Sunday, April 9, 2017

Cormac McCarthy

Cormac McCarthy is one of the greatest American storytellers ever, acclaimed by some as our greatest living storyteller, which I am inclined to agree with. He is certainly the very best writer of the area known as the borderlands between the US and Mexico with his novels that range from the beginning of European exploration to the pressing issues of drugs and immigration in the twentieth and twenty-first centuries. His 'Border Trilogy', consisting of All the Pretty Horses (1992), The Crossing (1994) and The Cities of the Plain (1998) is magnificent in every way, telling the story of a protagonist from a poor farming background whose life along both sides of the border as a real cowboy through the early to mid-twentieth century is a vivid and telling picture of an America long past. Terse prose eerily accurate to the patterns of speech of the weathered characters of these settings echoes long after reading. All the Pretty Horses was made into a film in 2000 by director Billy Bob Thornton, though we have never seen the film he made as the studio gutted it to a 'standard run length' alienating along the way the genius creator of the custom musical score (among others), so that what was released, starring Penelope Cruz and Matt Damon, was a two hour Hollywood cookie cutter that ran lukewarm to the critics. It was, before cutting room butchery, a beautiful adaptation of an excellent novel, and many hope the studio someday will let the 'Directors Cut' be sold and with the original musical score attached. I, for one, am willing to pre-order it right now so that I may just have the 'someday' of seeing it and am sure tens of thousands of others will as well. the handful of people who have seen it whisper of it with the reverence of ancient Dionysian mystery cult initiations long faded into myth.

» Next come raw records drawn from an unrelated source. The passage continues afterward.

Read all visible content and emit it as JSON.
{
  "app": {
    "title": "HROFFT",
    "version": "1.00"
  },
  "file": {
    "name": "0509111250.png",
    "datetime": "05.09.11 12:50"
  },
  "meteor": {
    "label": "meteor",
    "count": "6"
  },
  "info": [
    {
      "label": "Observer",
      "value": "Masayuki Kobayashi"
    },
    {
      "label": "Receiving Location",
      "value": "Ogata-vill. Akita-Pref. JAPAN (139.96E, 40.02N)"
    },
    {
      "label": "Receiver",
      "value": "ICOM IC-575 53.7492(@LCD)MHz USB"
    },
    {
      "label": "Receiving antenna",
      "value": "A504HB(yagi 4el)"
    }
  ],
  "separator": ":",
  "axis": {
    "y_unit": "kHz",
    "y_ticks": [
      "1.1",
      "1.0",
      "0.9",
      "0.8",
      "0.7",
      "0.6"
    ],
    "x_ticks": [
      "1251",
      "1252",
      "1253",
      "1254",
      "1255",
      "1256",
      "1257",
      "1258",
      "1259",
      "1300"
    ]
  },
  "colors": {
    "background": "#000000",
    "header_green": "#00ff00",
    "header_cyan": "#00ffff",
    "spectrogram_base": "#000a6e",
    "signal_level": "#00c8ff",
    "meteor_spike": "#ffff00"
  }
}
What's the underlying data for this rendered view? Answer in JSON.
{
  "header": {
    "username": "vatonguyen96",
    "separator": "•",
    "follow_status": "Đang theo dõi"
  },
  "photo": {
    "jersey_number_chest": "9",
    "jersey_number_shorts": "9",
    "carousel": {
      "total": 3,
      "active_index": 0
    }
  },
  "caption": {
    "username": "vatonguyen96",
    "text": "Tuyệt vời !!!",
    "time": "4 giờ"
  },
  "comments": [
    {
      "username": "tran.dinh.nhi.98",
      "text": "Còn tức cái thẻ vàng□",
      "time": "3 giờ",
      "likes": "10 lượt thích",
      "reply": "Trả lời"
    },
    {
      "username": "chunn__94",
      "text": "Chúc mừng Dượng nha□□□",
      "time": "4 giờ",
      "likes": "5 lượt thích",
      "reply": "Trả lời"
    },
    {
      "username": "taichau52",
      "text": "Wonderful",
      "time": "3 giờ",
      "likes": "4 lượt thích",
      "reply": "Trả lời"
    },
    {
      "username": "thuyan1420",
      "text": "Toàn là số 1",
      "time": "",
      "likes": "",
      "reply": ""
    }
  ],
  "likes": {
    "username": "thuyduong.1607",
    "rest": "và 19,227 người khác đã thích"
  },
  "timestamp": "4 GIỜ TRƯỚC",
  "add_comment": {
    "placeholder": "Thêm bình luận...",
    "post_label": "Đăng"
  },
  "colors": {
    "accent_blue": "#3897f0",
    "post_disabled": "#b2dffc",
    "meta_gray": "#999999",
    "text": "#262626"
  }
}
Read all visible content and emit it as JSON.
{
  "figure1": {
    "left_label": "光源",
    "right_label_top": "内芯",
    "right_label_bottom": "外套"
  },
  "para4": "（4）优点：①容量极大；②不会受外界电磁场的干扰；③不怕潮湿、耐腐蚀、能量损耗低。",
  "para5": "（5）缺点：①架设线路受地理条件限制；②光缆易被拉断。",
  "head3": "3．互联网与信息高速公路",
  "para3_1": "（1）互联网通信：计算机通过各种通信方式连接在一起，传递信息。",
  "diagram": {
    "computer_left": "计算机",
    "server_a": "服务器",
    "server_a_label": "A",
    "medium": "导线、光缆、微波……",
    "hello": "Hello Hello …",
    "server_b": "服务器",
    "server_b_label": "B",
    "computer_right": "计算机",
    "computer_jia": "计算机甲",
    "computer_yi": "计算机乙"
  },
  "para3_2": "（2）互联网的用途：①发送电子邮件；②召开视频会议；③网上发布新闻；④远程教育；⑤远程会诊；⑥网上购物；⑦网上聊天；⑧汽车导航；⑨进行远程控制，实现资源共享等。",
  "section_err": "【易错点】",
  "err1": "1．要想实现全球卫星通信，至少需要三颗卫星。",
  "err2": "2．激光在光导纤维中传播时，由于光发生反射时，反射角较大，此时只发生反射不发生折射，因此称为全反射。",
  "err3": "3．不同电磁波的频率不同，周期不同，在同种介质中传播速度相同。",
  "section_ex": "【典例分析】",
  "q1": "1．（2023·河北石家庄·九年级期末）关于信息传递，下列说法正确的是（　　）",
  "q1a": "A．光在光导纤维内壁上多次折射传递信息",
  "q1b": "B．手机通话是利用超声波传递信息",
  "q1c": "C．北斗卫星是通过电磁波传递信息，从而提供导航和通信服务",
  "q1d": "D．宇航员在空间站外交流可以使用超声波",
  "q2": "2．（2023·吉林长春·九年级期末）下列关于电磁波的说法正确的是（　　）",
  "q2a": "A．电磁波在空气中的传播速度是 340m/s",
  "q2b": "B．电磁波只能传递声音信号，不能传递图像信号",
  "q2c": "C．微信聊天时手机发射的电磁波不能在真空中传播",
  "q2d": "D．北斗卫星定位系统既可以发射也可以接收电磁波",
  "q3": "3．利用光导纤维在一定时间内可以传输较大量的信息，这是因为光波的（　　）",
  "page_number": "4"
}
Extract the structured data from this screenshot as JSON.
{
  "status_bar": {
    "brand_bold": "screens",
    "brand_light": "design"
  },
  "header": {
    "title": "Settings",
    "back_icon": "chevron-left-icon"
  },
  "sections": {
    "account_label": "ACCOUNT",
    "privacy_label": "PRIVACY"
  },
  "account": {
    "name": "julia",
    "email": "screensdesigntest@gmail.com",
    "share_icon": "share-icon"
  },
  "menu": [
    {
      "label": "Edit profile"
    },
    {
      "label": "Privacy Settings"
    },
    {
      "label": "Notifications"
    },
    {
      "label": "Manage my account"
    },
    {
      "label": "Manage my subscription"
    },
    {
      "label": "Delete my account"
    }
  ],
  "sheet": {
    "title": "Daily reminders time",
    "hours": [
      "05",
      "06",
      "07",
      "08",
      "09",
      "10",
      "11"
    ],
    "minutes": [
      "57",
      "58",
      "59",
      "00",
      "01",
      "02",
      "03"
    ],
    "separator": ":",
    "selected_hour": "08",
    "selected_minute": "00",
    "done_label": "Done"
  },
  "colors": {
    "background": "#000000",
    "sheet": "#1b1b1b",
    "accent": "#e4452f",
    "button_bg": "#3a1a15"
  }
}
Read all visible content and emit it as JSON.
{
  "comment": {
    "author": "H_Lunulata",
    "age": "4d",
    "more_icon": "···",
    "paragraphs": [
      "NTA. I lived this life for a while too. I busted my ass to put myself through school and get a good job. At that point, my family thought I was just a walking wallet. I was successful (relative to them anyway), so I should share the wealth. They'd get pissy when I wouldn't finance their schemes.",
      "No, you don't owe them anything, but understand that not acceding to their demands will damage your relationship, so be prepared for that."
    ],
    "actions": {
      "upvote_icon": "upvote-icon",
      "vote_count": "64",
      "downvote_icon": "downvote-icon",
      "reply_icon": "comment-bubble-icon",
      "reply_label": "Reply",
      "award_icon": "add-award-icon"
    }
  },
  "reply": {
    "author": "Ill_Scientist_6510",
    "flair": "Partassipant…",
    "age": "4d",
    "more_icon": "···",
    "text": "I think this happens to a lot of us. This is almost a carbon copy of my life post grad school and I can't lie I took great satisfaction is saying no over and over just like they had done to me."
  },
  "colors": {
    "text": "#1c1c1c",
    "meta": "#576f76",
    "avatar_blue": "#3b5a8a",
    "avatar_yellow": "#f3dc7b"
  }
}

Thank the cult status of All the Pretty Horses, Hollywood had a great many McCarthy fans when in 2005 he published No Country For Old Men which quickly became a highly successful film in 2007 with multiple Oscars awarded, including to Javier Bardem. A wonderful read and an equivalently enjoyable film that lives up to being a rather tough act to follow after such a great book. His post apocalyptic novel of a father's struggle for survival while guarding his young son in an America that is barely recognizable, entitled The Road (2006). It won a Pulitzer for and it was about G D time the committee recognized this genius. I was disappointed they didn't award him one for his westerns, but happy they finally did give him the beginning of the credit he deserves. Made into another successful film this time starring Vigo Mortensen, I have not seen it yet as I am incarcerated, but it is high on my list of 'to view a.s.a.p.'. Sving the best for last, let me say that my favorite western ever from any author and my favorite book by McCarthy is his masterpiece Blood Meridians or the Evening Redness in the West (1985). Innovative in style, brutal in composition and subject matter, influential across a myriad of authors worldwide (even Johnathan Ferris gives this work a shout out in the afterwards of one of his hilarious modern day comedies, but more on him later), it is absolutely riveting and is on my 'desert island' book list. For those who have not read it, prepare to be amazed, but be forewarned, it will haunt your memories and you will never read or write the same again.